Le cours d'éthique et de culture religieuse qui sera dispensé sans exception à tous les élèves du primaire et du secondaire dès l'automne 2008, suscite pour quelques personnes de vives résistances. Plusieurs personnes affirment que les droits des parents ne sont pas respectés.
Certes, il s'avère légitime que certains groupes, en particulier très religieux, puissent considérer ce cours comme une menace à leurs convictions profondes. Il n'est alors guère surprenant que ceux-ci s'opposent au processus de déconfessionnalisation et défendent le statu quo représenté par le régime d'option, dernier vestige d'une école publique confessionnelle. Ces groupes estiment que la liberté religieuse, un droit fondamental, est lésée par le projet pédagogique prochainement en vigueur. Est-ce bien le cas?

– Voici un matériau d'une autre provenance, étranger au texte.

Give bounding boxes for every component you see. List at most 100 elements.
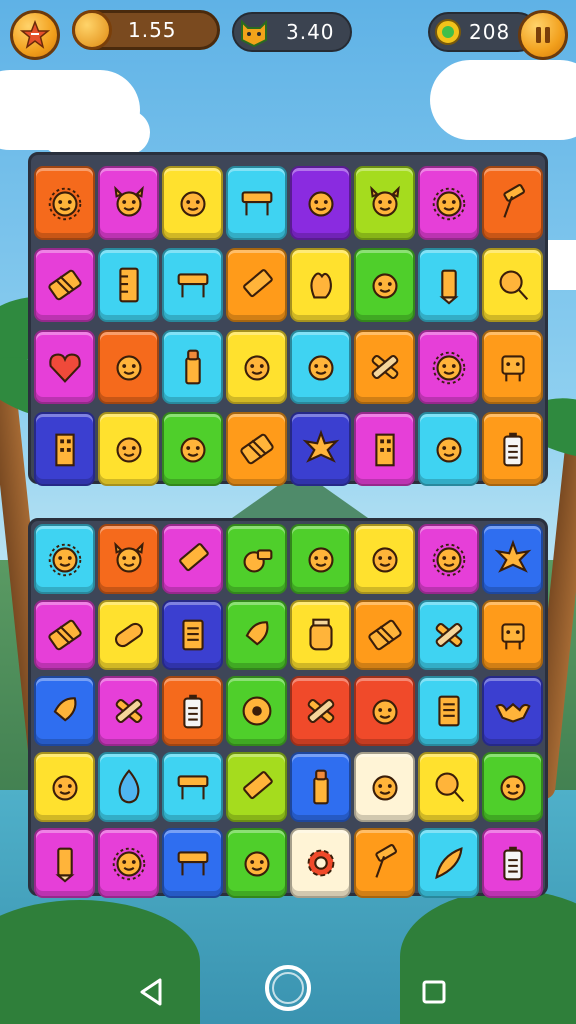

Pour justifier leur point de vue, ces gens prétendent que le gouvernement québécois a sciemment transformé l'article 41 de la Charte québécoise des droits et libertés de la personne. Ils rappellent le droit conféré par cet article qui s'énonçait ainsi avant la modification par la loi 95 en juin 2005: «Les parents ou les personnes qui en tiennent lieu ont le droit d'exiger que, dans les établissements d'enseignement publics, leurs enfants reçoivent un enseignement religieux ou moral conforme à leurs convictions, dans le cadre de programmes prévus par la loi.»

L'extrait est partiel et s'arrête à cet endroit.